Após várias tentativas frustradas de reunir o grupo, finalmente o encontro aconteceu no final da tarde, de uma quinta-feira, no apartamento da Bel.” (POMPEU, p 73).

O amor

Lê-se em Aquele doce beijo tatuado no desejo:

 "O meu corpo pulsa na ardência de algo de voo. Algo que flui e arrebata. Mesmo que efêmero." (GIL NETO, p 41). 

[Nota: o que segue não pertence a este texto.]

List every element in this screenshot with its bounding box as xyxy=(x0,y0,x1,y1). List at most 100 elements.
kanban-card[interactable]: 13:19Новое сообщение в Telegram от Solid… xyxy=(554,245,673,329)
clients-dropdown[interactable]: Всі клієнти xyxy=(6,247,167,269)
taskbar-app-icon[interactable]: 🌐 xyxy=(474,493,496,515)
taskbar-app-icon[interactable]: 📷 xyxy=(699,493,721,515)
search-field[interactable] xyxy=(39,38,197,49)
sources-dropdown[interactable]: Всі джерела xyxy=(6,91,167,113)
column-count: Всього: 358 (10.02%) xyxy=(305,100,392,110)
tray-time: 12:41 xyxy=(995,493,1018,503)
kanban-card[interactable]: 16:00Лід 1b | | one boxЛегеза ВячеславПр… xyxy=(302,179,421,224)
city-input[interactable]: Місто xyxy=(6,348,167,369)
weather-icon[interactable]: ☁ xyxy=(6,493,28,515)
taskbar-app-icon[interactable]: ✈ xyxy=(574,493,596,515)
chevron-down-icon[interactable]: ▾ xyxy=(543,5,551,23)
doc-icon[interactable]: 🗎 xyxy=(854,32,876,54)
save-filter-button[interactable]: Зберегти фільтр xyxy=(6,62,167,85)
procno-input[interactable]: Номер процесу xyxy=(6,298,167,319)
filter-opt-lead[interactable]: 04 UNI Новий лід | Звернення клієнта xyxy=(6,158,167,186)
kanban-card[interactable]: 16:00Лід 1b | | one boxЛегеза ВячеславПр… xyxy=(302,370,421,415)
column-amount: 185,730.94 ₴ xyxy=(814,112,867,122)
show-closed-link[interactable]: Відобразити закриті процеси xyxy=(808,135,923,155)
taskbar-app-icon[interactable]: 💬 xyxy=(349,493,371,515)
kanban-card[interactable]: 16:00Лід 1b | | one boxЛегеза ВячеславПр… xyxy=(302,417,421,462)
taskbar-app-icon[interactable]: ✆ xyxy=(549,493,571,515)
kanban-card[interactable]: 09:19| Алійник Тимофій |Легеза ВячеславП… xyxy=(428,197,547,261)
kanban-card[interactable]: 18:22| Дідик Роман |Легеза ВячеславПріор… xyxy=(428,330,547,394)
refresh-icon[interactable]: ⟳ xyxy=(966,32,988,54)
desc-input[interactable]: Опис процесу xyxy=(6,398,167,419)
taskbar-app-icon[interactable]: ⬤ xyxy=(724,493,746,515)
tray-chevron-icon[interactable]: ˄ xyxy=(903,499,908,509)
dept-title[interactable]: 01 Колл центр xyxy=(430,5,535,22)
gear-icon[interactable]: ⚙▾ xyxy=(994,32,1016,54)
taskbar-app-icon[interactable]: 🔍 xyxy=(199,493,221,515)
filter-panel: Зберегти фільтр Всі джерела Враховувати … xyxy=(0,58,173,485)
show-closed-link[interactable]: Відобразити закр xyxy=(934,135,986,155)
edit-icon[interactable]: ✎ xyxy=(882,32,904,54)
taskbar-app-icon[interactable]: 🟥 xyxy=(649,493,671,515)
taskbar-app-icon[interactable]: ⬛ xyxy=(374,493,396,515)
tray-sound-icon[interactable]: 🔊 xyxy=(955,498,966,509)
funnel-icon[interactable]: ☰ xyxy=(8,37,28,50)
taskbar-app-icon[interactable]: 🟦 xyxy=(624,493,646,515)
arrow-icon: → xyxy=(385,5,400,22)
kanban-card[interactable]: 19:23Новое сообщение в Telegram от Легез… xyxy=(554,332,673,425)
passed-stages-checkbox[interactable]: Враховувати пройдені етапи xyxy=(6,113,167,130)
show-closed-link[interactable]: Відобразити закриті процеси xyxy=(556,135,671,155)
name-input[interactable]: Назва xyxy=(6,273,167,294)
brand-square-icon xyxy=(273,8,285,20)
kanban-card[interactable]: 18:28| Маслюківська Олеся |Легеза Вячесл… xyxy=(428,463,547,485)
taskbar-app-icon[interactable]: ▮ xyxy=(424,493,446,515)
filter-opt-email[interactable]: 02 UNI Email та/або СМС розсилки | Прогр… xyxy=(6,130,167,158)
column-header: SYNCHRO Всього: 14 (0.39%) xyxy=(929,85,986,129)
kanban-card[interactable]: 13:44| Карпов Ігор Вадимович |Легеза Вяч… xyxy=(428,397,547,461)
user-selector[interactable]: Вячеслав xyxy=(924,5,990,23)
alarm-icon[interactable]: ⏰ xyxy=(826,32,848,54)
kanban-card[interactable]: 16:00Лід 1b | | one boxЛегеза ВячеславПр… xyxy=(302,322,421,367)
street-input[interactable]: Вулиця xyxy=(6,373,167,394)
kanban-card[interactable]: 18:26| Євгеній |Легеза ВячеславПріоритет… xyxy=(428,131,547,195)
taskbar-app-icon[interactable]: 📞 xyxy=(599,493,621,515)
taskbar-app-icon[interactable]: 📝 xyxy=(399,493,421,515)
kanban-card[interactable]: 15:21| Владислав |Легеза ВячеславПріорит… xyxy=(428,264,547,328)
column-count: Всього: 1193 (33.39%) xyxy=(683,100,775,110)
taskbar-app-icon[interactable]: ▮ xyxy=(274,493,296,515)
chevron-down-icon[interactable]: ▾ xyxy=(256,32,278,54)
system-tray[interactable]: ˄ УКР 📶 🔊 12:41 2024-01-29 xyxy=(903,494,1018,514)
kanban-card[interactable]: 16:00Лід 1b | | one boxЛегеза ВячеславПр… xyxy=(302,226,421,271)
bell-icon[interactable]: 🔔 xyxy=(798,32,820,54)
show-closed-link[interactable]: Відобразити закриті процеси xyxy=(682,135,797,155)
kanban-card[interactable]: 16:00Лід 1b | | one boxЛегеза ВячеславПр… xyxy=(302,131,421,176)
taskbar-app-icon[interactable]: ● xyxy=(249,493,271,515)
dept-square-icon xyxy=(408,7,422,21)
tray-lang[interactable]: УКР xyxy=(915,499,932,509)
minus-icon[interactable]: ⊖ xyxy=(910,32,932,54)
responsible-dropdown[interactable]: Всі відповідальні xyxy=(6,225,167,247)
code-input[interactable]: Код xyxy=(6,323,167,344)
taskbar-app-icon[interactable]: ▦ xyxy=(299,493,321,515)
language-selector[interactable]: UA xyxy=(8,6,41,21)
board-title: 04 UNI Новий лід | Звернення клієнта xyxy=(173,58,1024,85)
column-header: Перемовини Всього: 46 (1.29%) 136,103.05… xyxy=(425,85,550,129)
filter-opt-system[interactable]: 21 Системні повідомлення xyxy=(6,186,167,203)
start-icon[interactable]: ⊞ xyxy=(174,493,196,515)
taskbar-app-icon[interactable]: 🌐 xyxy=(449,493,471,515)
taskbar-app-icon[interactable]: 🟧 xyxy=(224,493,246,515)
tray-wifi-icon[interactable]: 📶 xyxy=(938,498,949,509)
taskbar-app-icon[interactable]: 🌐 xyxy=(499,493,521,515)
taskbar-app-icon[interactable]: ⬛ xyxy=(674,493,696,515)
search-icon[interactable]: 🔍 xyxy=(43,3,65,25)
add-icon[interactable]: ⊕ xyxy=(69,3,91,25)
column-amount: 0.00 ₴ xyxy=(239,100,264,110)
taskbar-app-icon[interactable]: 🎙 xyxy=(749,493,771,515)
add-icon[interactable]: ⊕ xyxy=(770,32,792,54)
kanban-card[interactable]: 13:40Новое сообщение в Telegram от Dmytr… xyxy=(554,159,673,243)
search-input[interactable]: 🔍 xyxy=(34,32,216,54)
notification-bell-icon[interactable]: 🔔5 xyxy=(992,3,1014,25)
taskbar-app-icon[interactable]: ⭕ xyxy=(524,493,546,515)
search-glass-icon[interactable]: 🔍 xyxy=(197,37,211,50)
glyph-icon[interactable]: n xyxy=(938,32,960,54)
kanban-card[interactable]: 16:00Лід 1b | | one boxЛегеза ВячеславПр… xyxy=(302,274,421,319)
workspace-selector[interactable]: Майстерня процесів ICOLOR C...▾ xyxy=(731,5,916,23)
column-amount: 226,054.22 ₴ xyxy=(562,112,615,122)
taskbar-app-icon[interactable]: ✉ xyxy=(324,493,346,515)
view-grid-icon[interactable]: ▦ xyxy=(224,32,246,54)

Lê-se em  Relatos de um amor livre:

"O amor é tudo: é sexo, é conversa, é aprender com o outro." (SILVEIRA, p 36).


Lê-se em Minha avó:
"O amor por plantas [...] se mantém como raízes das nossas memórias familiares. Levo como marcas tatuadas os bons e grandes exemplos de minha avó." (
NOBRE, p 60).

 A magia do escrever

“Enxerga-se, no olho de algumas personagens, a esperança em superar momento não imaginado nas ficções mais inventivas. Porém, uma marca persistirá. A magia do escrever. Axé!” (SOUZA, Rogério de, p 13).

Lê-se em  Caminhar e ...

“Escrever é praticar magia...

Tirei da cartola da vivência: lata de lixo, parque de diversões, lentes, gato, dunas, buraco de ponte feito a boca da Bernunça, ao invés de coelhos. Foi assim que o mágico do circo que havia na Vila Independência, nos anos 1950, foi morar num haicai:

Na cartola feia,

coelhos enganam olhos

qu’ alva luz tapeia.” (MEROLA, p. 88).

 

 REFERÊNCIAS

Do corpo ao corpus. GIL NETO, MEROLA, MOTTA, NOBRE. SILVEIRA. POMPEU, SOUZA Rogério, SOUZA Rosilene. ISBN 978-65-87264-99-8. SC, 2022, pp 11,12,13, 36, 41,42,50, 55, 60, 69,73,81,83,88,89,101,105.